J’observe la vieille dame qui cuisine et je vois de la passion. Quand l’heure du dîner arrive, je me déplace vers la table, je m’assois et j’observe les assiettes de porcelaine peintes avec délicatesse, les couverts épais ornés de fleurs forgées avec précision. Le potage sent très bon, je me régale juste avec du pain et une soupe chaude aux légumes. Quand il se fait tard, je la remercie pour le repas et je m’éclipse dans la chambre qui me parait plus étroite et je m’endors dans cette ambiance chaleureuse...

Page 54: Carnet de voyage Açores
Page 55: Carnet de voyage Açores

La grande cloche en bronze forgé se balance et son tintement annonce le commencement de la messe du dimanche. Une foule de gens se précipite vers les grands escaliers en pierre d’ardoise de l’entrée principale de l’église et nous sommes entraînés par elle. Nous apercevons la modeste église sur la place de la ville. Recouverte de mousse, la croix en pierre est perchée au sommet de l’église. Cette croix, symbole de la croyance chrétienne et de la puissance du ciel, me donne l’impression d’être perdue au milieu d’un vaste océan de foi et d’espoir. Les ornements et les piliers taillés avec minutie sur la pierre ancienne et sombre contrastent avec la façade extérieure de l’église peinte d’un blanc qui reflète la lumière du soleil et qui m’éblouit.

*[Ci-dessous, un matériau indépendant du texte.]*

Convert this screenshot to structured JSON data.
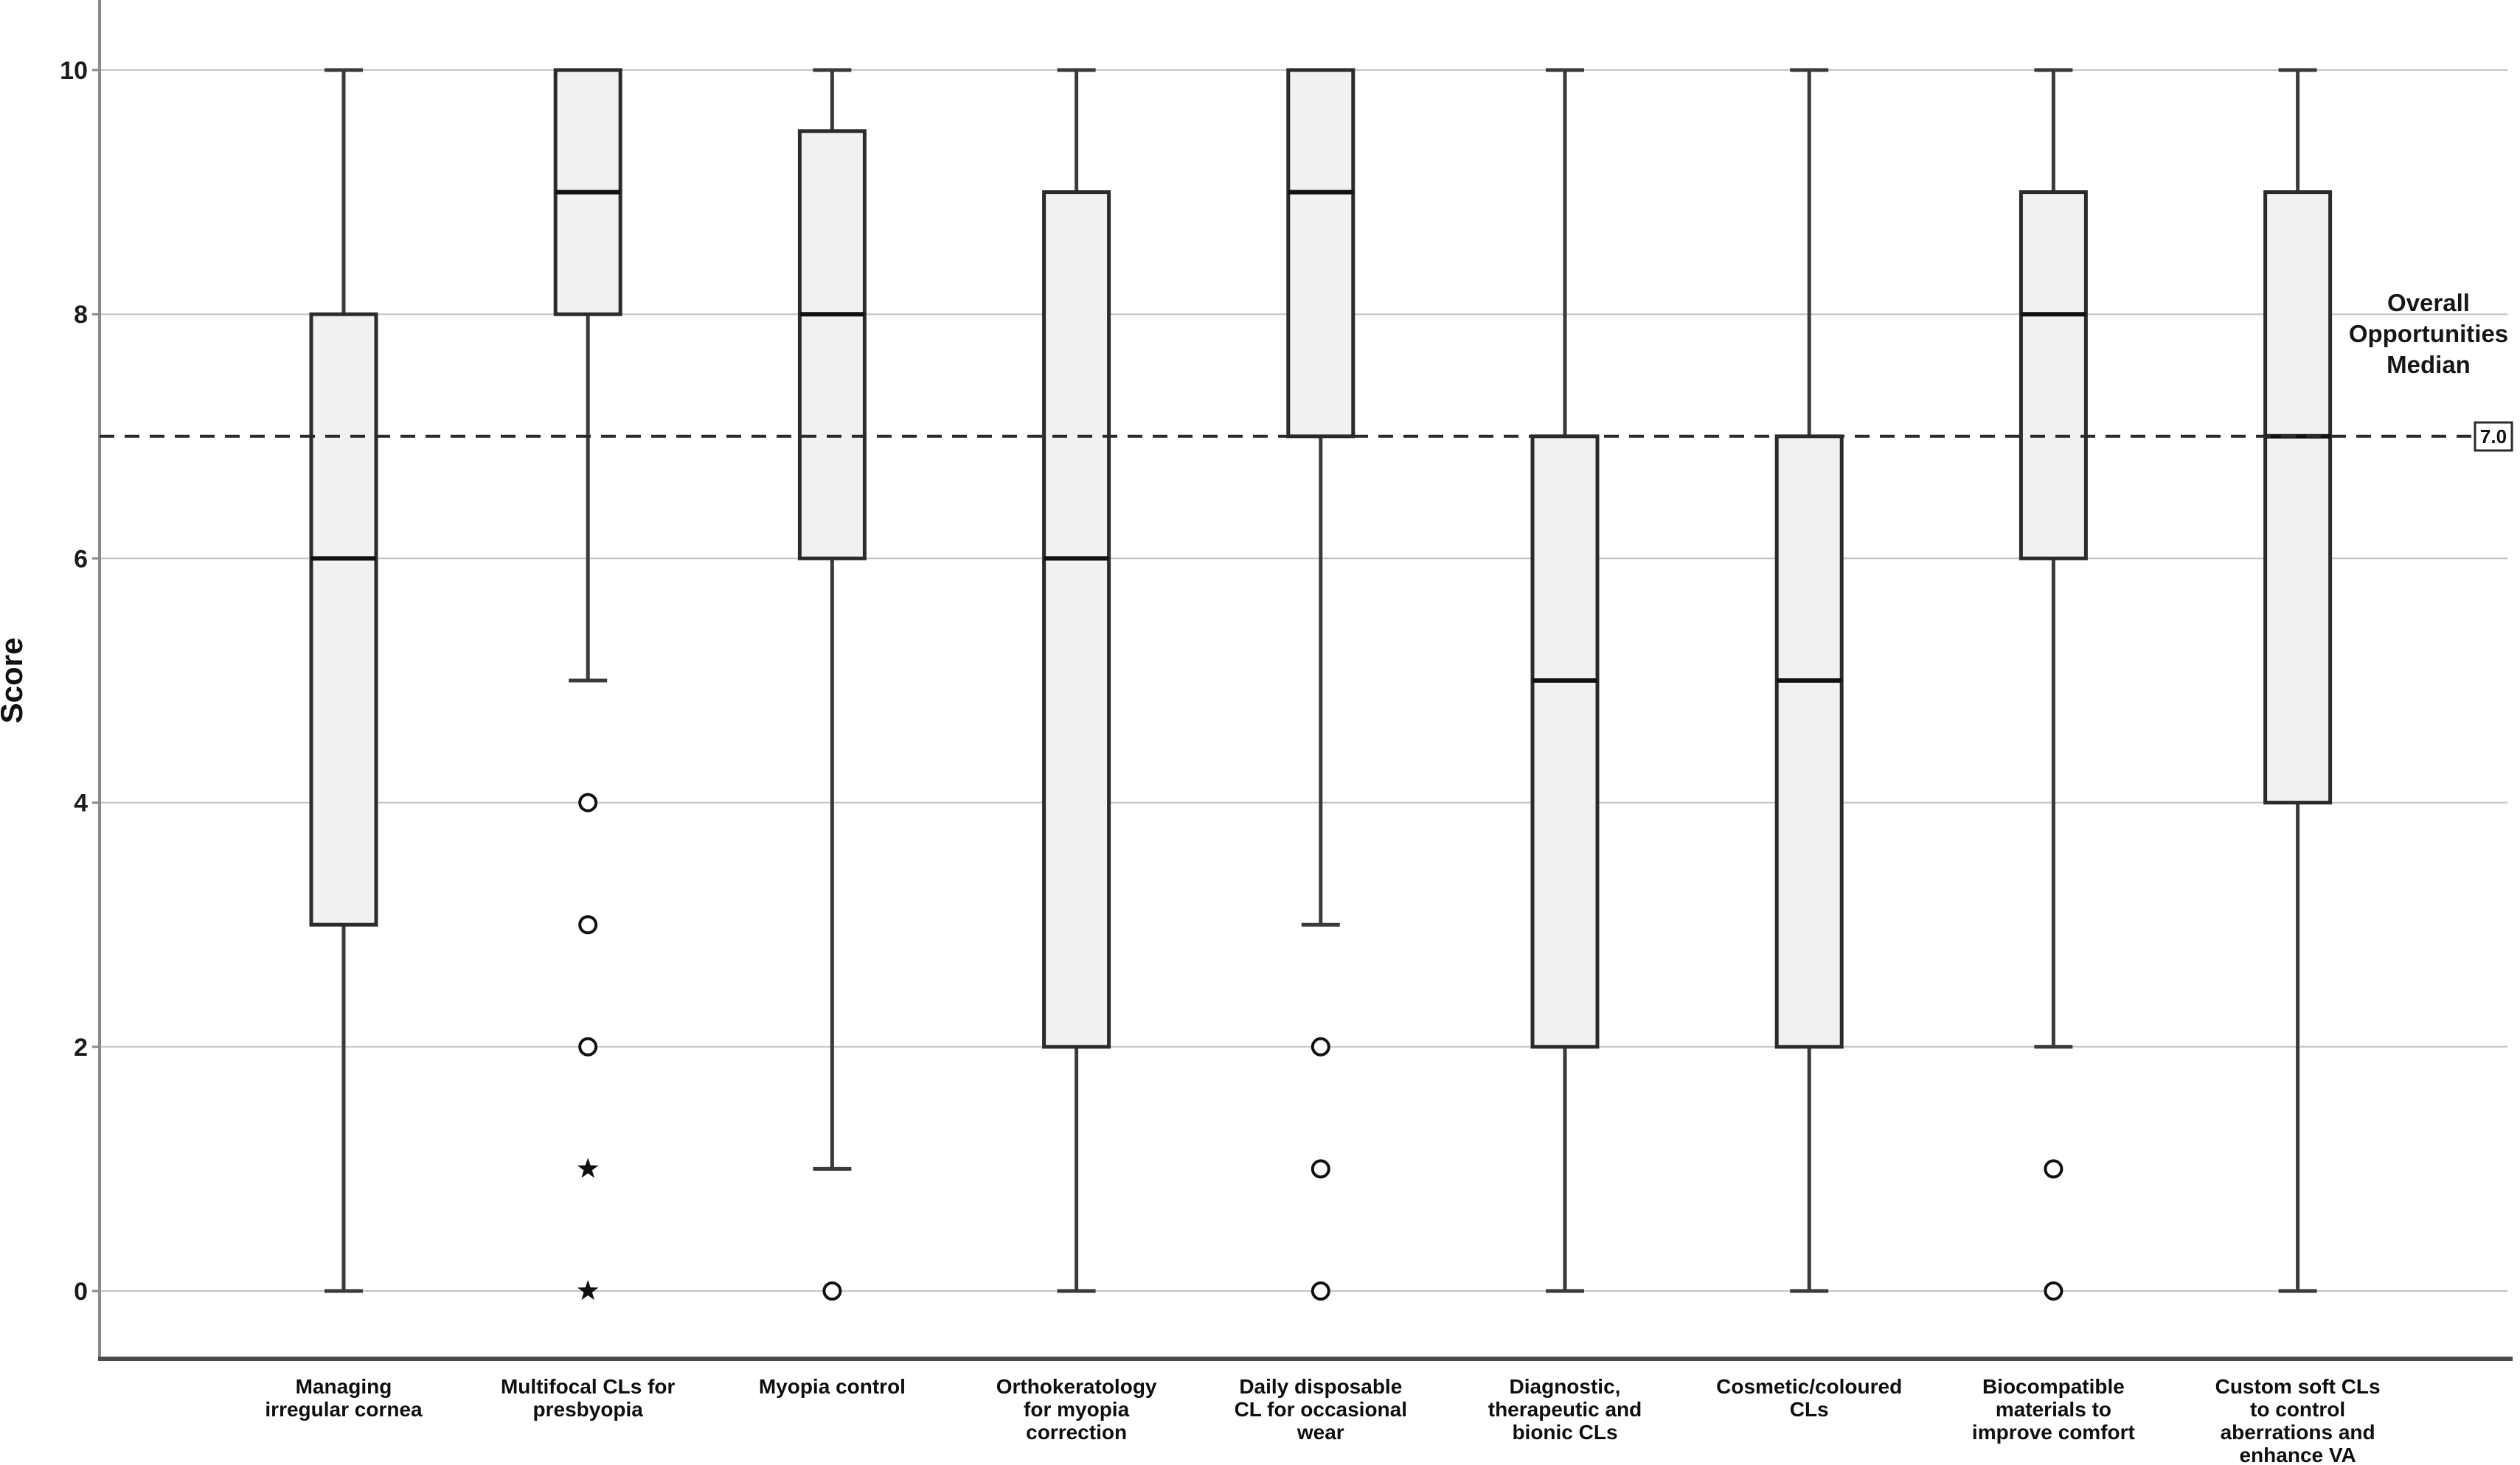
{
  "chart_data": {
    "type": "boxplot",
    "title": "",
    "ylabel": "Score",
    "xlabel": "",
    "ylim": [
      0,
      10
    ],
    "yticks": [
      0,
      2,
      4,
      6,
      8,
      10
    ],
    "grid": true,
    "legend_position": "none",
    "reference_line": {
      "value": 7.0,
      "value_label": "7.0",
      "label": "Overall Opportunities Median",
      "label_lines": [
        "Overall",
        "Opportunities",
        "Median"
      ]
    },
    "categories": [
      "Managing irregular cornea",
      "Multifocal CLs for presbyopia",
      "Myopia control",
      "Orthokeratology for myopia correction",
      "Daily disposable CL for occasional wear",
      "Diagnostic, therapeutic and bionic CLs",
      "Cosmetic/coloured CLs",
      "Biocompatible materials to improve comfort",
      "Custom soft CLs to control aberrations and enhance VA"
    ],
    "boxes": [
      {
        "category": "Managing irregular cornea",
        "label_lines": [
          "Managing",
          "irregular cornea"
        ],
        "whisker_low": 0,
        "q1": 3,
        "median": 6,
        "q3": 8,
        "whisker_high": 10,
        "outliers": [],
        "extremes": []
      },
      {
        "category": "Multifocal CLs for presbyopia",
        "label_lines": [
          "Multifocal CLs for",
          "presbyopia"
        ],
        "whisker_low": 5,
        "q1": 8,
        "median": 9,
        "q3": 10,
        "whisker_high": 10,
        "outliers": [
          4,
          3,
          2
        ],
        "extremes": [
          1,
          0
        ]
      },
      {
        "category": "Myopia control",
        "label_lines": [
          "Myopia control"
        ],
        "whisker_low": 1,
        "q1": 6,
        "median": 8,
        "q3": 9.5,
        "whisker_high": 10,
        "outliers": [
          0
        ],
        "extremes": []
      },
      {
        "category": "Orthokeratology for myopia correction",
        "label_lines": [
          "Orthokeratology",
          "for myopia",
          "correction"
        ],
        "whisker_low": 0,
        "q1": 2,
        "median": 6,
        "q3": 9,
        "whisker_high": 10,
        "outliers": [],
        "extremes": []
      },
      {
        "category": "Daily disposable CL for occasional wear",
        "label_lines": [
          "Daily disposable",
          "CL for occasional",
          "wear"
        ],
        "whisker_low": 3,
        "q1": 7,
        "median": 9,
        "q3": 10,
        "whisker_high": 10,
        "outliers": [
          2,
          1,
          0
        ],
        "extremes": []
      },
      {
        "category": "Diagnostic, therapeutic and bionic CLs",
        "label_lines": [
          "Diagnostic,",
          "therapeutic and",
          "bionic CLs"
        ],
        "whisker_low": 0,
        "q1": 2,
        "median": 5,
        "q3": 7,
        "whisker_high": 10,
        "outliers": [],
        "extremes": []
      },
      {
        "category": "Cosmetic/coloured CLs",
        "label_lines": [
          "Cosmetic/coloured",
          "CLs"
        ],
        "whisker_low": 0,
        "q1": 2,
        "median": 5,
        "q3": 7,
        "whisker_high": 10,
        "outliers": [],
        "extremes": []
      },
      {
        "category": "Biocompatible materials to improve comfort",
        "label_lines": [
          "Biocompatible",
          "materials to",
          "improve comfort"
        ],
        "whisker_low": 2,
        "q1": 6,
        "median": 8,
        "q3": 9,
        "whisker_high": 10,
        "outliers": [
          1,
          0
        ],
        "extremes": []
      },
      {
        "category": "Custom soft CLs to control aberrations and enhance VA",
        "label_lines": [
          "Custom soft CLs",
          "to control",
          "aberrations and",
          "enhance VA"
        ],
        "whisker_low": 0,
        "q1": 4,
        "median": 7,
        "q3": 9,
        "whisker_high": 10,
        "outliers": [],
        "extremes": []
      }
    ],
    "colors": {
      "box_fill": "#f1f1ef",
      "box_border": "#2b2b2b",
      "whisker": "#3a3a3a",
      "median": "#111111",
      "gridline": "#c4c4c4",
      "axis": "#8a8a8a",
      "baseline": "#4a4a4a",
      "reference": "#2a2a2a",
      "text": "#111111",
      "background": "#ffffff"
    }
  }
}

Nous entrons par l’énorme porte en bois. Au contact de nos pieds, les planches en bois du sol de l’église grincent et tous les regards se tournent vers nous. Nous nous asseyons aux derniers rangs. Toute l’église est silencieuse, personne ne parle, tous écoutent attentivement la voix monotone du prêtre.Seule une femme habillée en noir ne l’écoute pas, elle pleure la mort de son mari qui n’était pas revenu de la pêche.

Je lève les yeux et j’observe les fresques peintes au plafond. Les couleurs qui dominent cette peinture détaillée sont le bleu, couleur du ciel et le doré, couleur de la richesse. Au centre, j’aperçois le Christ, entouré d’anges et de fidèles qui représentent les cinq continents. Les vitraux formés par de petites vitres colorées de formes géométriques brillent avec la lumière du soleil et illuminent la pénombre où se trouve l’église de Santa Catarina. Les murs de l’église sont embellis, décorés par de petites statuettes en pierre grise qui illustrent des épisodes de la Bible. Derrière le prêtre, la statue de Jésus, assis sur les genoux de Marie, nous observe.

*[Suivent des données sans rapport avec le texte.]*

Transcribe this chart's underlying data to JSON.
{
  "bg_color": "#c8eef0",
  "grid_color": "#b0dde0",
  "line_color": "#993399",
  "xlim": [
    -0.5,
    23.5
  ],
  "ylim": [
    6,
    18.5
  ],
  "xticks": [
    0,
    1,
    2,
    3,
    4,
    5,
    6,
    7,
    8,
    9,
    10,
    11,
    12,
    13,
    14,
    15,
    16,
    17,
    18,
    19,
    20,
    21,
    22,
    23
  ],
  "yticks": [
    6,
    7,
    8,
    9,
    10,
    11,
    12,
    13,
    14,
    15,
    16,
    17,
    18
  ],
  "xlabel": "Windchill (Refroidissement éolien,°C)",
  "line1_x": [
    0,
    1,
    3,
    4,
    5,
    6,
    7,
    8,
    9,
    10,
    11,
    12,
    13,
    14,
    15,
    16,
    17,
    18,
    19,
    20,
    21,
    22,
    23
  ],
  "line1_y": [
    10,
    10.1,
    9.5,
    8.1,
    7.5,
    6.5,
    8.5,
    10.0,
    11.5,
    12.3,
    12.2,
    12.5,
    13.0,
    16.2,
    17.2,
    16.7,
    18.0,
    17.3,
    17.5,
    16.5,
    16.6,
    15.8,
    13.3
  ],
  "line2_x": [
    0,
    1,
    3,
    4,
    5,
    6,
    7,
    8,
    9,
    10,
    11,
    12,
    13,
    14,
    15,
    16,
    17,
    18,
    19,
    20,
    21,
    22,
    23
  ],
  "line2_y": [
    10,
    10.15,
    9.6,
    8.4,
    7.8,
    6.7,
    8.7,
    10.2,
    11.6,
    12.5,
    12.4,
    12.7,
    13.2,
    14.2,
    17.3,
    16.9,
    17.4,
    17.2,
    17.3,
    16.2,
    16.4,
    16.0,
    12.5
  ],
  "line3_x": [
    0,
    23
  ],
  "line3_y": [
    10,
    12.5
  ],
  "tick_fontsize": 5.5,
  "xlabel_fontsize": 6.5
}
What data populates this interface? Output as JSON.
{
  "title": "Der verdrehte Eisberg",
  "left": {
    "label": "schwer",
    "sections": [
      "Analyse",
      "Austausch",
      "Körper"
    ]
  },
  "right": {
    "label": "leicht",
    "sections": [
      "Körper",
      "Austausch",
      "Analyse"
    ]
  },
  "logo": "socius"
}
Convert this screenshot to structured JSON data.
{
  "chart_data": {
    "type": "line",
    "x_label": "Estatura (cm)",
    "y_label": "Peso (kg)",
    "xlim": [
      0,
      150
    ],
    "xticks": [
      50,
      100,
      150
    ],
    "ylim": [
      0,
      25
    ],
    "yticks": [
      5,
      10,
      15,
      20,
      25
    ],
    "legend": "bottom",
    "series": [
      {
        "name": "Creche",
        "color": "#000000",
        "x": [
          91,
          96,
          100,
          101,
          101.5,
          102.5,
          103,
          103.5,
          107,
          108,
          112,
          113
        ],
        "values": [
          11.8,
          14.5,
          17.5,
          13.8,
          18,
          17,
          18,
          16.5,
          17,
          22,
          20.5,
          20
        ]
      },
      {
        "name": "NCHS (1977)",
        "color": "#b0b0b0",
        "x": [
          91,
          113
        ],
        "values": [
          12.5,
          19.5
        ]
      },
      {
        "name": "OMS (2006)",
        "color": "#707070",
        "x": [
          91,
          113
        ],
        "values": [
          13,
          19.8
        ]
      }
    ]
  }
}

Le prêtre est habillé avec une tunique d’un blanc simple et clair. Pour contraster avec la simplicité du blanc, la tunique est ornée de fins fils en or qui donnent au prête un air plus solennel. Je l’observe attentivement, son visage transmet du calme mais en même temps de la sympathie. Il me rappelle mon grand-père, ses yeux bleus, ses cheveux gris. Des souvenirs d’enfance me reviennent à l’esprit. Les promenades au bord de la mer, les paroles qu’il disait avec un air si sérieux mais qui me faisaient toujours rire. Tous ces moments m’envahissent et je ne me sens plus une étrangère, je me sens chez moi, au chaud, réconfortée.

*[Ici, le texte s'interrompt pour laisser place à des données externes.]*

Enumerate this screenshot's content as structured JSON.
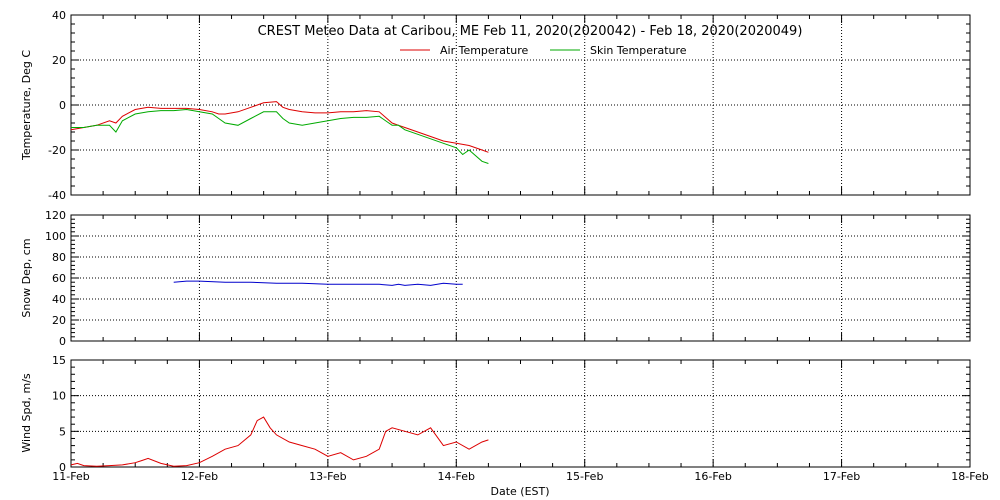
{
  "chart_data": {
    "type": "line",
    "title": "CREST Meteo Data at Caribou, ME   Feb 11, 2020(2020042) - Feb 18, 2020(2020049)",
    "xlabel": "Date (EST)",
    "x_ticks": [
      "11-Feb",
      "12-Feb",
      "13-Feb",
      "14-Feb",
      "15-Feb",
      "16-Feb",
      "17-Feb",
      "18-Feb"
    ],
    "xlim": [
      0,
      7
    ],
    "grid": true,
    "panels": [
      {
        "ylabel": "Temperature, Deg C",
        "ylim": [
          -40,
          40
        ],
        "y_ticks": [
          40,
          20,
          0,
          -20,
          -40
        ],
        "legend": "top-center",
        "series": [
          {
            "name": "Air Temperature",
            "color": "#dd0000",
            "x": [
              0,
              0.1,
              0.2,
              0.3,
              0.35,
              0.4,
              0.5,
              0.6,
              0.7,
              0.8,
              0.9,
              1.0,
              1.1,
              1.15,
              1.2,
              1.3,
              1.4,
              1.5,
              1.6,
              1.65,
              1.7,
              1.8,
              1.9,
              2.0,
              2.1,
              2.2,
              2.3,
              2.4,
              2.5,
              2.55,
              2.6,
              2.7,
              2.8,
              2.9,
              3.0,
              3.1,
              3.2,
              3.25
            ],
            "y": [
              -11,
              -10,
              -9,
              -7,
              -8,
              -5,
              -2,
              -1,
              -1.5,
              -1.5,
              -1.5,
              -2,
              -3,
              -4,
              -4,
              -3,
              -1,
              1,
              1.5,
              -1,
              -2,
              -3,
              -3.5,
              -3.5,
              -3,
              -3,
              -2.5,
              -3,
              -8,
              -9,
              -10,
              -12,
              -14,
              -16,
              -17,
              -18,
              -20,
              -21
            ]
          },
          {
            "name": "Skin Temperature",
            "color": "#00aa00",
            "x": [
              0,
              0.1,
              0.2,
              0.3,
              0.35,
              0.4,
              0.5,
              0.6,
              0.7,
              0.8,
              0.9,
              1.0,
              1.1,
              1.15,
              1.2,
              1.3,
              1.4,
              1.5,
              1.6,
              1.65,
              1.7,
              1.8,
              1.9,
              2.0,
              2.1,
              2.2,
              2.3,
              2.4,
              2.5,
              2.55,
              2.6,
              2.7,
              2.8,
              2.9,
              3.0,
              3.05,
              3.1,
              3.2,
              3.25
            ],
            "y": [
              -10,
              -10,
              -9,
              -9,
              -12,
              -7,
              -4,
              -3,
              -2.5,
              -2.5,
              -2,
              -3,
              -4,
              -6,
              -8,
              -9,
              -6,
              -3,
              -3,
              -6,
              -8,
              -9,
              -8,
              -7,
              -6,
              -5.5,
              -5.5,
              -5,
              -9,
              -9,
              -11,
              -13,
              -15,
              -17,
              -19,
              -22,
              -20,
              -25,
              -26
            ]
          }
        ]
      },
      {
        "ylabel": "Snow Dep, cm",
        "ylim": [
          0,
          120
        ],
        "y_ticks": [
          120,
          100,
          80,
          60,
          40,
          20,
          0
        ],
        "series": [
          {
            "name": "",
            "color": "#0000cc",
            "x": [
              0.8,
              0.9,
              1.0,
              1.2,
              1.4,
              1.6,
              1.8,
              2.0,
              2.2,
              2.4,
              2.5,
              2.55,
              2.6,
              2.7,
              2.8,
              2.9,
              3.0,
              3.05
            ],
            "y": [
              56,
              57,
              57,
              56,
              56,
              55,
              55,
              54,
              54,
              54,
              53,
              54,
              53,
              54,
              53,
              55,
              54,
              54
            ]
          }
        ]
      },
      {
        "ylabel": "Wind Spd, m/s",
        "ylim": [
          0,
          15
        ],
        "y_ticks": [
          15,
          10,
          5,
          0
        ],
        "series": [
          {
            "name": "",
            "color": "#dd0000",
            "x": [
              0,
              0.05,
              0.1,
              0.2,
              0.3,
              0.4,
              0.5,
              0.55,
              0.6,
              0.7,
              0.8,
              0.9,
              1.0,
              1.1,
              1.2,
              1.3,
              1.4,
              1.45,
              1.5,
              1.55,
              1.6,
              1.7,
              1.8,
              1.9,
              2.0,
              2.1,
              2.2,
              2.3,
              2.4,
              2.45,
              2.5,
              2.6,
              2.7,
              2.8,
              2.9,
              3.0,
              3.1,
              3.2,
              3.25
            ],
            "y": [
              0.3,
              0.5,
              0.2,
              0.1,
              0.2,
              0.3,
              0.6,
              0.9,
              1.2,
              0.5,
              0.1,
              0.2,
              0.6,
              1.5,
              2.5,
              3.0,
              4.5,
              6.5,
              7.0,
              5.5,
              4.5,
              3.5,
              3.0,
              2.5,
              1.5,
              2.0,
              1.0,
              1.5,
              2.5,
              5.0,
              5.5,
              5.0,
              4.5,
              5.5,
              3.0,
              3.5,
              2.5,
              3.5,
              3.8
            ]
          }
        ]
      }
    ]
  }
}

J’entends de la musique ; deux jeunes filles chantent accompagnées par des accords de guitare joués par un autre garçon. C’est la musique des adieux, la messe est finie, les gens s’embrassent et partent chez eux. Je reste, je ne veux pas quitter cette ambiance. Mes compagnons m’appellent, je ne les écoute pas. Pendant un long moment, je reste immobile et assise. Puis, je me lève et je sors de l’église. La lumière du soleil m’éblouit.